Aussi qu’il se tienne bien, ce monsieur, je ne le ménagerai pas, je vous en réponds. À propos, je compte sur vous comme témoin.

— Pardieu !

— Apportez vos épées, je ne veux pas me servir des miennes, il pourrait dire qu’elles sont à ma garde.

— Vous vous battez à l’épée ?

— Oui, j’aime mieux cela ; cela tue aussi bien que le pistolet et cela n’estropie pas ; une mauvaise balle vous casse un bras, il faut vous le couper, et vous voilà manchot. Apportez vos épées.

— C’est bien, je serai chez vous à cinq heures.

— À cinq heures ! Comme c’est amusant pour vous aussi de vous lever à cinq heures !

— Oh ! pour moi, cela m’est à peu près indifférent, c’est l’heure où je me couche.

— C’est égal, lorsque les choses se passeront entre gens comme il faut, et que vous serez mon témoin, faites-moi battre comme vous l’entendrez, mais faites-moi battre à onze heures ou midi, et vous verrez ; parole d’honneur, il n’y aura pas de comparaison ; j’y gagnerai cent pour cent.

— Allons donc, je suis sûr que vous serez superbe.

— Je ferai de mon mieux ; mais d’honneur j’aurais mieux aimé me battre ce soir sous un réverbère, comme un soldat aux gardes, que de me lever demain à une pareille heure ; ainsi, vous, mon cher, qui n’avez pas de testament à faire, allez vous coucher, allez, et recevez mes excuses au nom de ce monsieur.

— Je vous quitte, mon cher Olivier ; mais c’est pour vous laisser tout votre temps à vous-même. Avez-vous quelque autre recommandation à me faire ?
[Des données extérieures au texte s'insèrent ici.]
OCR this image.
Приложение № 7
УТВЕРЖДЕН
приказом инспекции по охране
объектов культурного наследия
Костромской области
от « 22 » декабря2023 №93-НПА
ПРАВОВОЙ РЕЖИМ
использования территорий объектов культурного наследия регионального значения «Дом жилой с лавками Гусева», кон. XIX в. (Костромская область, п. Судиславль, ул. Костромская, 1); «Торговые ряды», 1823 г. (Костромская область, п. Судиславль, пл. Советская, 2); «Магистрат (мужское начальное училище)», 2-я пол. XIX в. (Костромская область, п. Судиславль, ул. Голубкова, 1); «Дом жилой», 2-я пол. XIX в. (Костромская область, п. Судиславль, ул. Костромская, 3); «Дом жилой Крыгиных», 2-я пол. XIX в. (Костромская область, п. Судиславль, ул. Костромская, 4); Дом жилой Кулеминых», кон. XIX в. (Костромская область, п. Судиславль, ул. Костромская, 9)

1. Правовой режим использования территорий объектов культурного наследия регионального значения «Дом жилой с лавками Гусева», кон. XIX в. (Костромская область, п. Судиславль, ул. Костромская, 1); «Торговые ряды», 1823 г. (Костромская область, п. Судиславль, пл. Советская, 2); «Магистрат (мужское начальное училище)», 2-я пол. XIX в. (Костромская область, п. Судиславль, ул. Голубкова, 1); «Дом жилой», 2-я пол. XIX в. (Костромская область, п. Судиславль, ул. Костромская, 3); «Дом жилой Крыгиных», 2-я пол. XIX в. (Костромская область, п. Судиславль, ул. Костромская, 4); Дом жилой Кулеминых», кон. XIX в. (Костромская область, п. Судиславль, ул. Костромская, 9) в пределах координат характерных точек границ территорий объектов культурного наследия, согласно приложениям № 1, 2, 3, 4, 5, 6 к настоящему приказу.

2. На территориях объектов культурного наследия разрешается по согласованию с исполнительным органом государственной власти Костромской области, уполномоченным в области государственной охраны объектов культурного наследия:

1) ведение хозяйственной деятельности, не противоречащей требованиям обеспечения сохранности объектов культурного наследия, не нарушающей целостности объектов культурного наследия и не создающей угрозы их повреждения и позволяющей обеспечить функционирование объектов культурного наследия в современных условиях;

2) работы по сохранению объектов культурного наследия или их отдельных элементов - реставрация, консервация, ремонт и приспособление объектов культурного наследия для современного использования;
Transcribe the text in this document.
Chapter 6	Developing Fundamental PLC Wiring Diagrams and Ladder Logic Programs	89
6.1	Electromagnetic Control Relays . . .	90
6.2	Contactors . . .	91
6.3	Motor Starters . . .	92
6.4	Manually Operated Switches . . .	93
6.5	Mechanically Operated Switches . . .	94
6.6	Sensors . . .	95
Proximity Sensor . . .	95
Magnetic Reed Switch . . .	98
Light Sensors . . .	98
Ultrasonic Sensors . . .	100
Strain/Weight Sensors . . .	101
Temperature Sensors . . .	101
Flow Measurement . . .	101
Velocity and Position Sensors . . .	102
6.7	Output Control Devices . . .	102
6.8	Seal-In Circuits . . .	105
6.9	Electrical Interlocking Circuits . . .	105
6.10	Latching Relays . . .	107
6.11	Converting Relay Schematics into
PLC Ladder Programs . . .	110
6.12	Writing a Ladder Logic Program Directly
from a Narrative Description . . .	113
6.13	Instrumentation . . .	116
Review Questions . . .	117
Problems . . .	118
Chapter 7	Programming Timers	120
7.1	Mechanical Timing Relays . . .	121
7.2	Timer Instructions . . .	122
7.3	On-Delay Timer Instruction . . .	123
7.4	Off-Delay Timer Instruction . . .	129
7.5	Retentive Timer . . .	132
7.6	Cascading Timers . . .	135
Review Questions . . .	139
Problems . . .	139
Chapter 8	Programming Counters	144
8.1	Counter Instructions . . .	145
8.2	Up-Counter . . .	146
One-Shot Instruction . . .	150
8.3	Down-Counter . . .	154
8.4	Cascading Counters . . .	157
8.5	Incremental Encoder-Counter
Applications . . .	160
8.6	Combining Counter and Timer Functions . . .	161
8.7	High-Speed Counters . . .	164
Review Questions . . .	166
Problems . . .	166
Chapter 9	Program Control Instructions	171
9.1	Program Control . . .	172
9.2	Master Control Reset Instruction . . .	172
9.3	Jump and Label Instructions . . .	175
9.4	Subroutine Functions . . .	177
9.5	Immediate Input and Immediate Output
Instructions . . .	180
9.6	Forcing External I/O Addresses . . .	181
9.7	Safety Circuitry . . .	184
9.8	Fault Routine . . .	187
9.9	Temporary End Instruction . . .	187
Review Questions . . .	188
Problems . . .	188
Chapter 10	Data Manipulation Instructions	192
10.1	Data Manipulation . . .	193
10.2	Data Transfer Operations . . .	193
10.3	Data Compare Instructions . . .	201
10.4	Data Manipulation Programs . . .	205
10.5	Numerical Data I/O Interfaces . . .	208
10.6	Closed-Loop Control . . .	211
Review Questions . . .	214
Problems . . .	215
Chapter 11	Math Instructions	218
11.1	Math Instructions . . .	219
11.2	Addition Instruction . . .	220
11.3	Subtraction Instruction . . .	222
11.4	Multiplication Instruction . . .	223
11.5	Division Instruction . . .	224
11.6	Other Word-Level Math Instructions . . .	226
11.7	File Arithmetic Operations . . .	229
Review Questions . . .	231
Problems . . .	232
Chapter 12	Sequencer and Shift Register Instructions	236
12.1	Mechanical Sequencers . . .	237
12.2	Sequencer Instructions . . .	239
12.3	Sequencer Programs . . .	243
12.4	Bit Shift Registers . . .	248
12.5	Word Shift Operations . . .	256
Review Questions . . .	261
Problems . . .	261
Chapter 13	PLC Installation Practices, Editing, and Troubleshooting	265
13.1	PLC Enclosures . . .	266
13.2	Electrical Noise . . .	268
— À propos, il me faut deux témoins : passez au club, et prévenez Alfred de Nerval que je compte sur lui ; cela ne le dérangera pas trop, il jouera jusqu’à cette heure-là, et tout sera dit. Puis il nous faut, je ne sais pas, parole d’honneur, où j’ai la tête, il nous faut un médecin ; je n’ai pas envie, si je lui donne un coup d’épée, de lui sucer la plaie, à ce monsieur, j’aime mieux qu’on le saigne.

— Avez-vous quelque préférence ?

— Pour qui ?

— Pour un docteur !

— Non ; je les redoute tous également. Prenez Fabien ; n’est-ce pas votre médecin ? c’est le mien aussi, il nous rendra ce service avec grand plaisir ; à moins cependant qu’il ne craigne que cela lui fasse tort près du roi ; car vous savez qu’il vient d’être attaché à la cour par quartier.

— Soyez tranquille, il n’y songera même pas.

— Je le crois, car c’est un excellent garçon ; faites-lui toutes mes excuses de le faire lever à pareille heure.

— Bah ! il y est habitué.

— Pour un accouchement, pas pour un duel.

Mais avec cela je bavarde comme une pie, et je vous tiens là dans la rue, sur vos jambes, tandis que vous devriez être dans votre lit ; allez vous coucher, mon cher ami, allez vous coucher.

— Allons, bonsoir et bon courage !

— Ah ! ma foi, je vous jure que je n’en sais rien, dit Olivier en bâillant à se démonter la mâchoire ; car, en vérité, vous ne vous faites point idée combien cela m’ennuie de me battre avec ce drôle-là.

Et sur ces paroles, Olivier me quitta pour rentrer chez lui, tandis que j’allais au club et chez Fabien.

Je lui avais donné la main en le quittant, et j’avais senti sa main agitée d’un mouvement nerveux.

Je n’y comprenais plus rien, Olivier avait presque la réputation d’un duelliste. Comment donc un duel l’impressionnait-il à ce point-là ?

N’importe : je n’en étais pas moins sûr de lui pour le lendemain.